La gouvernante, oppressée, hésitant devant ce qui lui restait à dire, garda un moment le silence, mais Florence, tremblante, lui saisit la main.

— Mary, je vous en prie ! Vite ! Continuez !

— Dans la chambre, reprit Mary, sans regarder la jeune fille, un spectacle tragique s’offrit à mes yeux. La jeune femme de Jim Barden, tout inondée de sang, était allongée, morte, dans le fauteuil où on l’avait replacée… Mais ce qui me frappa, ce qui m’épouvanta, c’est que la valise où j’avais déposé l’enfant de Mme Travis était vide. Je compris ce qui s’était passé et ce que je soupçonnais déjà, d’après ce que m’avait dit Jake. Jim Barden, en voyant un enfant couché dans la valise, sur la table, à côté du corps de sa femme, avait cru que c’était son enfant et l’avait emporté…

» Je me jetai vers le lit où Mme Travis dormait maintenant d’un pesant sommeil, qu’aucun tumulte n’avait pu interrompre.
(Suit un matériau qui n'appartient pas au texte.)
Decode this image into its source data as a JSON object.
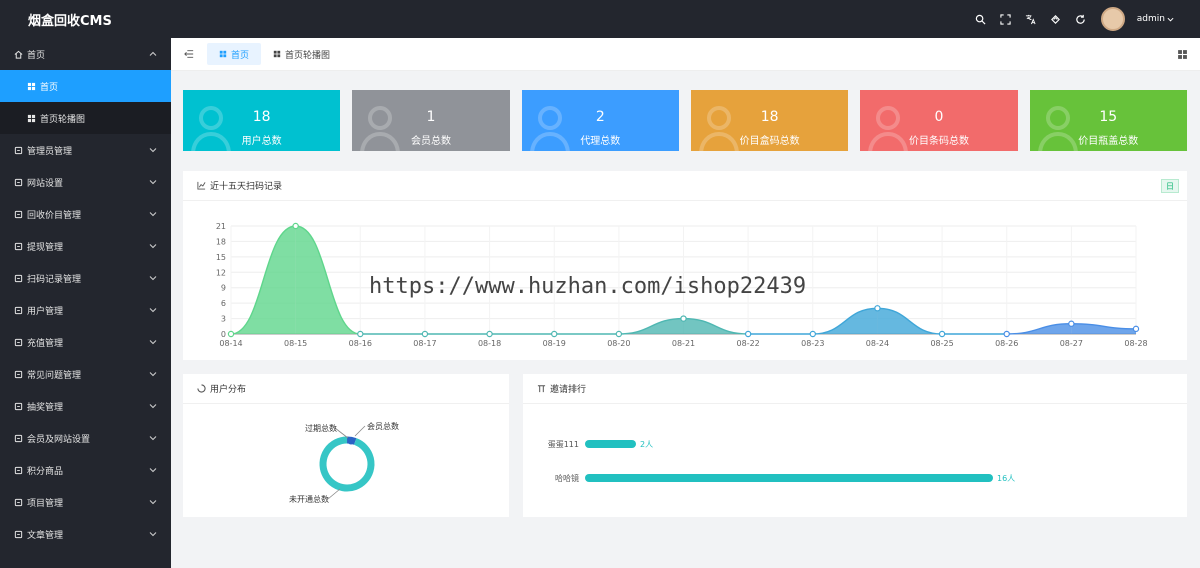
{
  "app": {
    "title": "烟盒回收CMS",
    "user": "admin"
  },
  "sidebar": {
    "items": [
      {
        "label": "首页",
        "icon": "home-icon",
        "expanded": true
      },
      {
        "label": "管理员管理",
        "icon": "user-icon"
      },
      {
        "label": "网站设置",
        "icon": "website-icon"
      },
      {
        "label": "回收价目管理",
        "icon": "leaf-icon"
      },
      {
        "label": "提现管理",
        "icon": "template-icon"
      },
      {
        "label": "扫码记录管理",
        "icon": "chart-icon"
      },
      {
        "label": "用户管理",
        "icon": "list-icon"
      },
      {
        "label": "充值管理",
        "icon": "app-icon"
      },
      {
        "label": "常见问题管理",
        "icon": "chart-icon"
      },
      {
        "label": "抽奖管理",
        "icon": "chart-icon"
      },
      {
        "label": "会员及网站设置",
        "icon": "set-icon"
      },
      {
        "label": "积分商品",
        "icon": "grid-icon"
      },
      {
        "label": "项目管理",
        "icon": "app-icon"
      },
      {
        "label": "文章管理",
        "icon": "app-icon"
      }
    ],
    "sub": [
      {
        "label": "首页",
        "active": true
      },
      {
        "label": "首页轮播图",
        "active": false
      }
    ]
  },
  "tabs": [
    {
      "label": "首页",
      "active": true
    },
    {
      "label": "首页轮播图",
      "active": false
    }
  ],
  "stats": [
    {
      "value": "18",
      "label": "用户总数",
      "color": "#00c1d0",
      "icon": "users-icon"
    },
    {
      "value": "1",
      "label": "会员总数",
      "color": "#909399",
      "icon": "document-icon"
    },
    {
      "value": "2",
      "label": "代理总数",
      "color": "#3c9dff",
      "icon": "dashboard-icon"
    },
    {
      "value": "18",
      "label": "价目盒码总数",
      "color": "#e6a23c",
      "icon": "user-icon"
    },
    {
      "value": "0",
      "label": "价目条码总数",
      "color": "#f26b6b",
      "icon": "alarm-icon"
    },
    {
      "value": "15",
      "label": "价目瓶盖总数",
      "color": "#67c23a",
      "icon": "user-check-icon"
    }
  ],
  "scan_panel": {
    "title": "近十五天扫码记录",
    "badge": "日"
  },
  "user_panel": {
    "title": "用户分布"
  },
  "invite_panel": {
    "title": "邀请排行"
  },
  "watermark": "https://www.huzhan.com/ishop22439",
  "chart_data": [
    {
      "type": "area",
      "title": "近十五天扫码记录",
      "categories": [
        "08-14",
        "08-15",
        "08-16",
        "08-17",
        "08-18",
        "08-19",
        "08-20",
        "08-21",
        "08-22",
        "08-23",
        "08-24",
        "08-25",
        "08-26",
        "08-27",
        "08-28"
      ],
      "values": [
        0,
        21,
        0,
        0,
        0,
        0,
        0,
        3,
        0,
        0,
        5,
        0,
        0,
        2,
        1
      ],
      "ylim": [
        0,
        21
      ],
      "yticks": [
        0,
        3,
        6,
        9,
        12,
        15,
        18,
        21
      ],
      "grid": true,
      "segment_colors": [
        "#5fd68c",
        "#5fd68c",
        "#4fb7b2",
        "#4fb7b2",
        "#4fb7b2",
        "#4fb7b2",
        "#4fb7b2",
        "#4fb7b2",
        "#3fa6d8",
        "#3fa6d8",
        "#3fa6d8",
        "#3fa6d8",
        "#4a8ee6",
        "#4a8ee6"
      ]
    },
    {
      "type": "pie",
      "title": "用户分布",
      "labels": [
        "过期总数",
        "会员总数",
        "未开通总数"
      ],
      "values": [
        0,
        1,
        17
      ],
      "colors": [
        "#3c9dff",
        "#2a63c5",
        "#36c6c6"
      ]
    },
    {
      "type": "bar",
      "title": "邀请排行",
      "categories": [
        "蛋蛋111",
        "哈哈镜"
      ],
      "values": [
        2,
        16
      ],
      "value_labels": [
        "2人",
        "16人"
      ],
      "color": "#21c0c0"
    }
  ]
}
Auprès d’elle, à la place où l’avait posé la servante, un enfant agitait faiblement ses petits bras. C’était l’autre enfant. C’était l’enfant de la femme qui était là, morte, dans le fauteuil. C’était l’enfant de Jim Barden, — une fille. Mme Travis, elle, avait mis au monde un garçon…

— Mary, Mary, que voulez-vous dire ? haleta Florence, d’une voix si sourde qu’on l’entendait à peine.